Ces propos inappropriés ressemblent à une nouvelle provocation à l’égard de la communauté scolaire, des enseignants et personnel d’éducation. Ils s\’inscrivent dans une fâcheuse tendance de ce gouvernement à imposer un traitement policier de la jeunesse, au détriment des missions éducatives de l’Education Nationale.
Le gouvernement chercherait-il à détourner l’attention des conséquences de sa propre politique ? Les suppressions d’emplois et la réduction d’effectifs depuis plusieurs années dans l’Education Nationale ne permettent plus aux équipes éducatives d\’assurer leur rôle de suivi et de prévention auprès de la jeunesse.

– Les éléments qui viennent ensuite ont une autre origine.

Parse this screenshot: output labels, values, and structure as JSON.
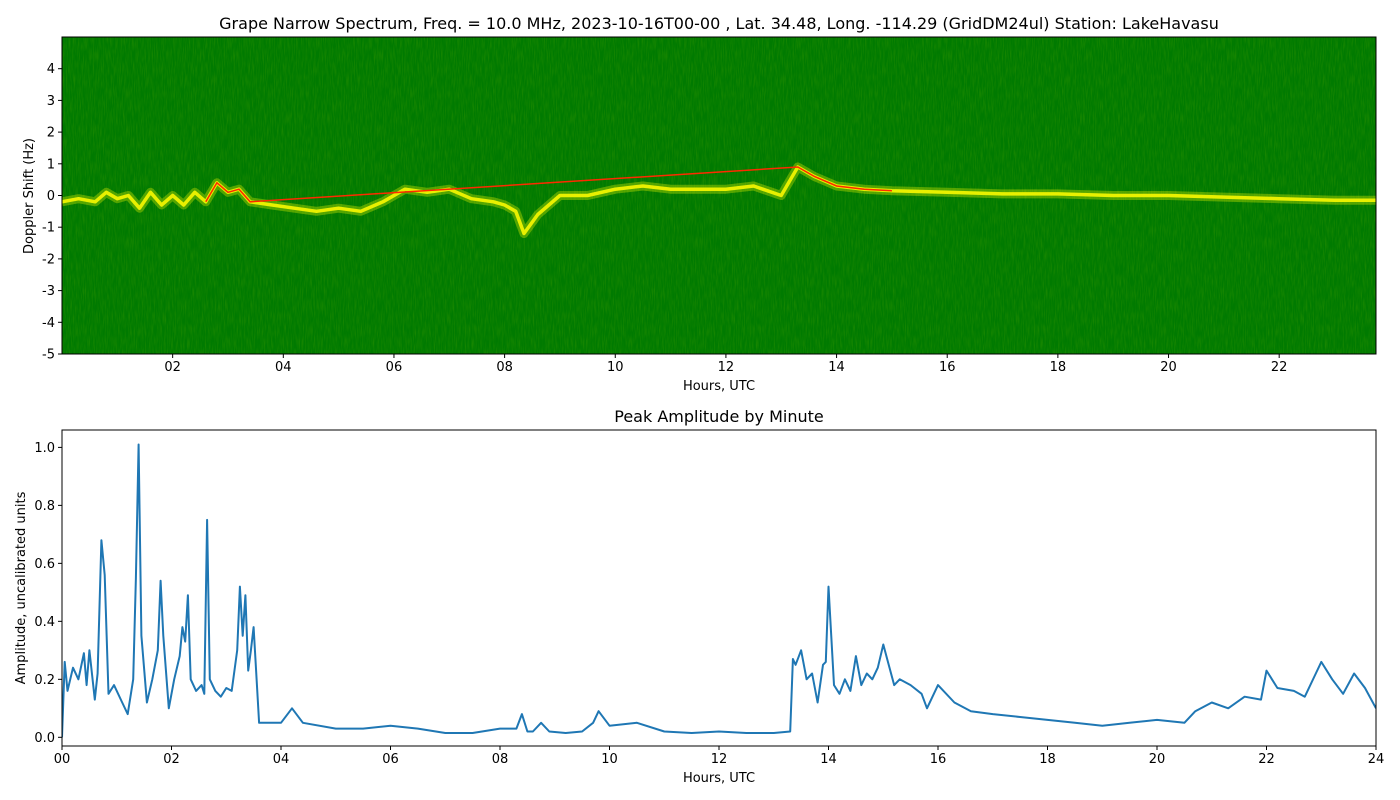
{
  "chart_data": [
    {
      "type": "heatmap",
      "title": "Grape Narrow Spectrum, Freq. = 10.0 MHz, 2023-10-16T00-00 , Lat.  34.48, Long. -114.29 (GridDM24ul) Station: LakeHavasu",
      "xlabel": "Hours, UTC",
      "ylabel": "Doppler Shift (Hz)",
      "xlim": [
        0,
        23.75
      ],
      "ylim": [
        -5,
        5
      ],
      "xtick_labels": [
        "02",
        "04",
        "06",
        "08",
        "10",
        "12",
        "14",
        "16",
        "18",
        "20",
        "22"
      ],
      "xtick_values": [
        2,
        4,
        6,
        8,
        10,
        12,
        14,
        16,
        18,
        20,
        22
      ],
      "ytick_labels": [
        "-5",
        "-4",
        "-3",
        "-2",
        "-1",
        "0",
        "1",
        "2",
        "3",
        "4"
      ],
      "ytick_values": [
        -5,
        -4,
        -3,
        -2,
        -1,
        0,
        1,
        2,
        3,
        4
      ],
      "colors": {
        "background": "#007a00",
        "trace": "#e8f000",
        "peak": "#ff2a00"
      },
      "doppler_trace": {
        "x": [
          0,
          0.3,
          0.6,
          0.8,
          1.0,
          1.2,
          1.4,
          1.6,
          1.8,
          2.0,
          2.2,
          2.4,
          2.6,
          2.8,
          3.0,
          3.2,
          3.4,
          3.8,
          4.2,
          4.6,
          5.0,
          5.4,
          5.8,
          6.2,
          6.6,
          7.0,
          7.4,
          7.8,
          8.0,
          8.2,
          8.35,
          8.6,
          9.0,
          9.5,
          10.0,
          10.5,
          11.0,
          11.5,
          12.0,
          12.5,
          13.0,
          13.3,
          13.6,
          14.0,
          14.5,
          15.0,
          16.0,
          17.0,
          18.0,
          19.0,
          20.0,
          21.0,
          22.0,
          23.0,
          23.75
        ],
        "y": [
          -0.2,
          -0.1,
          -0.2,
          0.1,
          -0.1,
          0.0,
          -0.4,
          0.1,
          -0.3,
          0.0,
          -0.3,
          0.1,
          -0.2,
          0.4,
          0.1,
          0.2,
          -0.2,
          -0.3,
          -0.4,
          -0.5,
          -0.4,
          -0.5,
          -0.2,
          0.2,
          0.1,
          0.2,
          -0.1,
          -0.2,
          -0.3,
          -0.5,
          -1.2,
          -0.6,
          0.0,
          0.0,
          0.2,
          0.3,
          0.2,
          0.2,
          0.2,
          0.3,
          0.0,
          0.9,
          0.6,
          0.3,
          0.2,
          0.15,
          0.1,
          0.05,
          0.05,
          0.0,
          0.0,
          -0.05,
          -0.1,
          -0.15,
          -0.15
        ]
      }
    },
    {
      "type": "line",
      "title": "Peak Amplitude by Minute",
      "xlabel": "Hours, UTC",
      "ylabel": "Amplitude, uncalibrated units",
      "xlim": [
        0,
        24
      ],
      "ylim": [
        -0.03,
        1.06
      ],
      "xtick_labels": [
        "00",
        "02",
        "04",
        "06",
        "08",
        "10",
        "12",
        "14",
        "16",
        "18",
        "20",
        "22",
        "24"
      ],
      "xtick_values": [
        0,
        2,
        4,
        6,
        8,
        10,
        12,
        14,
        16,
        18,
        20,
        22,
        24
      ],
      "ytick_labels": [
        "0.0",
        "0.2",
        "0.4",
        "0.6",
        "0.8",
        "1.0"
      ],
      "ytick_values": [
        0,
        0.2,
        0.4,
        0.6,
        0.8,
        1.0
      ],
      "line_color": "#1f77b4",
      "x": [
        0,
        0.05,
        0.1,
        0.2,
        0.3,
        0.4,
        0.45,
        0.5,
        0.6,
        0.65,
        0.72,
        0.78,
        0.85,
        0.95,
        1.1,
        1.2,
        1.3,
        1.35,
        1.4,
        1.45,
        1.55,
        1.65,
        1.75,
        1.8,
        1.85,
        1.95,
        2.05,
        2.15,
        2.2,
        2.25,
        2.3,
        2.35,
        2.45,
        2.55,
        2.6,
        2.65,
        2.7,
        2.8,
        2.9,
        3.0,
        3.1,
        3.2,
        3.25,
        3.3,
        3.35,
        3.4,
        3.45,
        3.5,
        3.6,
        3.8,
        4.0,
        4.2,
        4.4,
        5.0,
        5.5,
        6.0,
        6.5,
        7.0,
        7.5,
        8.0,
        8.3,
        8.4,
        8.5,
        8.6,
        8.75,
        8.9,
        9.2,
        9.5,
        9.7,
        9.8,
        10.0,
        10.5,
        11.0,
        11.5,
        12.0,
        12.5,
        13.0,
        13.3,
        13.35,
        13.4,
        13.5,
        13.6,
        13.7,
        13.8,
        13.9,
        13.95,
        14.0,
        14.1,
        14.2,
        14.3,
        14.4,
        14.5,
        14.6,
        14.7,
        14.8,
        14.9,
        15.0,
        15.1,
        15.2,
        15.3,
        15.5,
        15.7,
        15.8,
        16.0,
        16.3,
        16.6,
        17.0,
        17.5,
        18.0,
        18.5,
        19.0,
        19.5,
        20.0,
        20.5,
        20.7,
        21.0,
        21.3,
        21.6,
        21.9,
        22.0,
        22.2,
        22.5,
        22.7,
        22.9,
        23.0,
        23.2,
        23.4,
        23.6,
        23.8,
        24.0
      ],
      "y": [
        0.0,
        0.26,
        0.16,
        0.24,
        0.2,
        0.29,
        0.18,
        0.3,
        0.13,
        0.22,
        0.68,
        0.56,
        0.15,
        0.18,
        0.12,
        0.08,
        0.2,
        0.55,
        1.01,
        0.35,
        0.12,
        0.2,
        0.3,
        0.54,
        0.35,
        0.1,
        0.2,
        0.28,
        0.38,
        0.33,
        0.49,
        0.2,
        0.16,
        0.18,
        0.15,
        0.75,
        0.2,
        0.16,
        0.14,
        0.17,
        0.16,
        0.3,
        0.52,
        0.35,
        0.49,
        0.23,
        0.3,
        0.38,
        0.05,
        0.05,
        0.05,
        0.1,
        0.05,
        0.03,
        0.03,
        0.04,
        0.03,
        0.015,
        0.015,
        0.03,
        0.03,
        0.08,
        0.02,
        0.02,
        0.05,
        0.02,
        0.015,
        0.02,
        0.05,
        0.09,
        0.04,
        0.05,
        0.02,
        0.015,
        0.02,
        0.015,
        0.015,
        0.02,
        0.27,
        0.25,
        0.3,
        0.2,
        0.22,
        0.12,
        0.25,
        0.26,
        0.52,
        0.18,
        0.15,
        0.2,
        0.16,
        0.28,
        0.18,
        0.22,
        0.2,
        0.24,
        0.32,
        0.25,
        0.18,
        0.2,
        0.18,
        0.15,
        0.1,
        0.18,
        0.12,
        0.09,
        0.08,
        0.07,
        0.06,
        0.05,
        0.04,
        0.05,
        0.06,
        0.05,
        0.09,
        0.12,
        0.1,
        0.14,
        0.13,
        0.23,
        0.17,
        0.16,
        0.14,
        0.22,
        0.26,
        0.2,
        0.15,
        0.22,
        0.17,
        0.1
      ]
    }
  ]
}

On ne compte plus les collèges où les conseillers principaux d’éducation sont en sous effectif pour assurer le rôle de suivi et de prévention auprès des élèves. Les surveillants ont été purement et simplement supprimés. Il en va de même pour les assistants sociaux ou infirmiers dans les établissements qui ne peuvent plus assumer leur rôle essentiel de prévention.
La lutte contre la violence à l’école doit être une priorité. Mais Xavier DARCOS se trompe de cible en concentrant ses interventions sur le port d’armes. Ces agressions violentes sont heureusement très rares. Beaucoup plus inquiétantes sont les augmentations de violences au quotidien dans les établissements : agressions entre élèves ou avec leurs enseignants, insultes, incivilités.
Le problème des violences scolaires ne se résoudra ni par l’instauration d’une brigade spéciale, ni par des portiques à l’entrée des écoles, ni encore par une systématisation des fouilles au corps.
Il semblerait qu’il n’y ait pas de consensus sur ces solutions au sein même du gouvernement. La Ministre de l’Intérieur elle même, compétente sur les questions de sécurité et de violence, ne « croi[t] pas à la généralisation des portiques dans les écoles ». A propos du GIGN scolaire, elle ajoute « ça me paraît un peu compliqué, il faut passer un concours ou un examen et être formé très sérieusement » (Le Monde, 25 mai 2009) Un désaveu pour le Ministre de l’Education Nationale, dont les propositions sont non seulement battues en brèche par l’opposition, les syndicats mais même par ses propres collègues du gouvernement.
Pour répondre réellement à ces difficultés, le gouvernement doit redéfinir les conditions d’encadrement des élèves dans tous les établissements, en revenant sur les suppressions de postes et en négociant avec les organisations syndicales la création de surveillants éducatifs formés, sous la responsabilité des conseillers principaux d’éducation. Des discussions doivent également s’engager, en associant les collectivités territoriales, pour assurer la sécurité des élèves aux abords des établissements.
J’invite par conséquent le Ministre à revoir sa copie, à revenir sur les suppressions de postes afin de travailler à l’amélioration de l’encadrement humain des élèves, particulièrement dans les zones sensibles. C’est la meilleure formule pour lutter durablement contre les violences scolaires.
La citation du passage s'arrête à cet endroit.